If you’ve been to Venice, or seen pictures of it, you’ll know it’s a city of little islands in a lagoon within the Adriatic Sea. Most people get around by boat, along a network of waterways leading off from the magnificent Grand Canal. While many are privately owned, sharing their routes with freight-carrying craft, the city has a fleet of public waterbuses, or vaporetti, which move thousands of people every day. In charge of these is Gianluca Cuzzolin–inevitably a very busy man–so we were delighted that he spared some time to answer a few quick questions:
Q: You’re director of waterborne transport services here–give us some idea of the numbers involved.

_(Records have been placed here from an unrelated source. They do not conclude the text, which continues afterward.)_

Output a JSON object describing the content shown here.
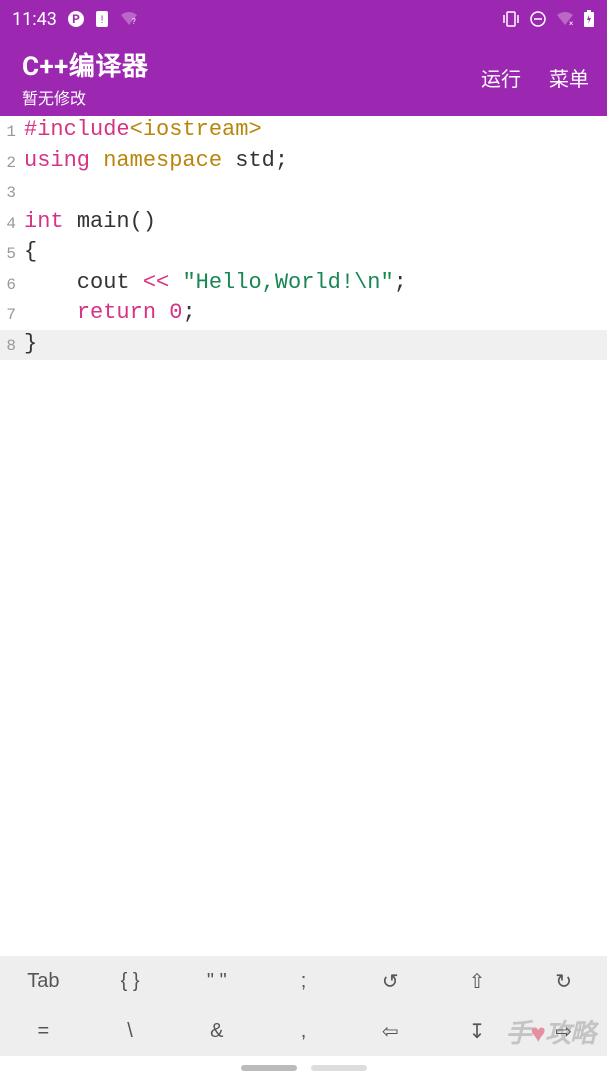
{
  "status_bar": {
    "time": "11:43"
  },
  "app_bar": {
    "title": "C++编译器",
    "subtitle": "暂无修改",
    "run_label": "运行",
    "menu_label": "菜单"
  },
  "code": {
    "lines": [
      {
        "num": "1",
        "tokens": [
          {
            "t": "#include",
            "c": "tok-preproc"
          },
          {
            "t": "<iostream>",
            "c": "tok-include"
          }
        ]
      },
      {
        "num": "2",
        "tokens": [
          {
            "t": "using",
            "c": "tok-preproc"
          },
          {
            "t": " ",
            "c": "tok-plain"
          },
          {
            "t": "namespace",
            "c": "tok-func"
          },
          {
            "t": " ",
            "c": "tok-plain"
          },
          {
            "t": "std",
            "c": "tok-plain"
          },
          {
            "t": ";",
            "c": "tok-punct"
          }
        ]
      },
      {
        "num": "3",
        "tokens": []
      },
      {
        "num": "4",
        "tokens": [
          {
            "t": "int",
            "c": "tok-preproc"
          },
          {
            "t": " ",
            "c": "tok-plain"
          },
          {
            "t": "main",
            "c": "tok-plain"
          },
          {
            "t": "()",
            "c": "tok-plain"
          }
        ]
      },
      {
        "num": "5",
        "tokens": [
          {
            "t": "{",
            "c": "tok-plain"
          }
        ]
      },
      {
        "num": "6",
        "tokens": [
          {
            "t": "    cout ",
            "c": "tok-plain"
          },
          {
            "t": "<<",
            "c": "tok-preproc"
          },
          {
            "t": " ",
            "c": "tok-plain"
          },
          {
            "t": "\"Hello,World!\\n\"",
            "c": "tok-string"
          },
          {
            "t": ";",
            "c": "tok-punct"
          }
        ]
      },
      {
        "num": "7",
        "tokens": [
          {
            "t": "    ",
            "c": "tok-plain"
          },
          {
            "t": "return",
            "c": "tok-preproc"
          },
          {
            "t": " ",
            "c": "tok-plain"
          },
          {
            "t": "0",
            "c": "tok-number"
          },
          {
            "t": ";",
            "c": "tok-punct"
          }
        ]
      },
      {
        "num": "8",
        "highlight": true,
        "tokens": [
          {
            "t": "}",
            "c": "tok-plain"
          }
        ]
      }
    ]
  },
  "symbol_bar": {
    "row1": [
      "Tab",
      "{ }",
      "\" \"",
      ";",
      "↺",
      "⇧",
      "↻"
    ],
    "row2": [
      "=",
      "\\",
      "&",
      ",",
      "⇦",
      "↧",
      "⇨"
    ]
  },
  "watermark": {
    "prefix": "手",
    "heart": "♥",
    "suffix": "攻略"
  }
}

A: There are over 100 boats in the daily fleet. Others are available, some are in maintenance and so on. We are also responsible for the floating pontoons where the boats stop. In one day we carry between 120,000 and 200,000 people. That’s divided roughly into 70% commuters and 30% tourists, and means we provide 535,000 hours of navigation a year. Then there are around 1,150 crew members in the summer months; fewer in the winter (around 975), plus around 100 office staff.
Q: You can see some incredible buildings and bridges from the waterbuses along the Grand Canal and there are so many places to stop and explore, like the magnificent St Mark’s Basilica in Piazza San Marco, for instance. Can you share a secret stop that’s not quite so busy?
A: I would suggest Zattere. It is quieter; you can walk along the promenade, and see some wonderful buildings such as the Custom House, and look across to the church (Redentore), on the other side of the water. There are restaurants here–and it’s a very good place for ice cream!
Q: OK–and as the director of the waterboats, we’d better ask if you actually use them yourself!
A: Whilst I have access to the company boat, I tend to use the vaporetto most days. It’s important to test my own service!